If, as they claim, the IRA has nothing to do with the raid, then all is well — at least for the time being. What happens in future, however, if the IRA is firmly implicated in a similar act?
The notion of Adams and McGuinness walking off into the sunset with noses raised in disgust at an outrageous act of so-called IRA “duplicity” would be a bizarre one. They alone have guided the IRA to the present juncture, having won over the most influential and pivotal individuals in the organization to their political strategy.
They could only walk away in two other distinct situations: either they deliver IRA decommissioning and disbandment, thus bedding down the Good Friday agreement, or the IRA balks at the peace process, casting the political leadership adrift.
The latter would most likely spell the end of the peace process as we know it.

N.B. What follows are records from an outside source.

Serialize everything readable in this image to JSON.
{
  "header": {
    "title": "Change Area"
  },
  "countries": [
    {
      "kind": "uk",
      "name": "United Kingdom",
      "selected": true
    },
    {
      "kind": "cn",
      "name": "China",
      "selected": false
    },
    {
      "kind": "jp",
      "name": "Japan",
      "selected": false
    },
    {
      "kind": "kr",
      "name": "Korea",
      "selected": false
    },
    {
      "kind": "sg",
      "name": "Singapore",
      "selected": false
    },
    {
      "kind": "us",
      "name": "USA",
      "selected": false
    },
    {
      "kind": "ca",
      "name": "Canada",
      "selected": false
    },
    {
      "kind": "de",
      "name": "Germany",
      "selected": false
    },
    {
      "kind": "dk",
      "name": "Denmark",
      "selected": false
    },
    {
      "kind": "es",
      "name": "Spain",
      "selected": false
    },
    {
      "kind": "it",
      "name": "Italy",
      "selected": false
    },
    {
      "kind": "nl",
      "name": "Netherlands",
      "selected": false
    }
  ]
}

According to observers of the republican movement, if the IRA did indeed rob the bank, it is unlikely that Adams and McGuinness had intimate knowledge of the heist while negotiating with the DUP.
Republican sources insist that the IRA was poised to move into a “new mode” on foot of an agreement with the DUP and that its units had been readied to stand down. If a deal had been done, they say, no such robbery could have ever taken place.
Instead, it has been suggested that the Sinn Fein leadership may have been aware of the IRA’s general policy to carry out low-level heists but would have had no involvement in the planning or sanctioning of such acts.
Given that a deal with unionists fell through, the IRA simply continued with this policy. If this analysis is correct, it is said, the IRA may have robbed the Northern Bank with little understanding of the amount of cash it would seize or of the huge political consequences that the raid would have.
McGuinness has said that the raiders did a “grave injustice” to the peace process. He has been joined by Gerry Kelly and Mitchel McLaughlin as describing the operation as “wrong” and a “crime.”
Their comments suggest that if the plans to rob the Northern had become known to them they would “not have stood for it.”
Some observers believe the ongoing controversy arising from the robbery has caused irreparable damage to the political process. The reverse may in fact be true — the Sinn Fein leadership, in having to deflect as yet unproven allegations, has firmly set down a marker for future IRA behavior that can only be welcomed.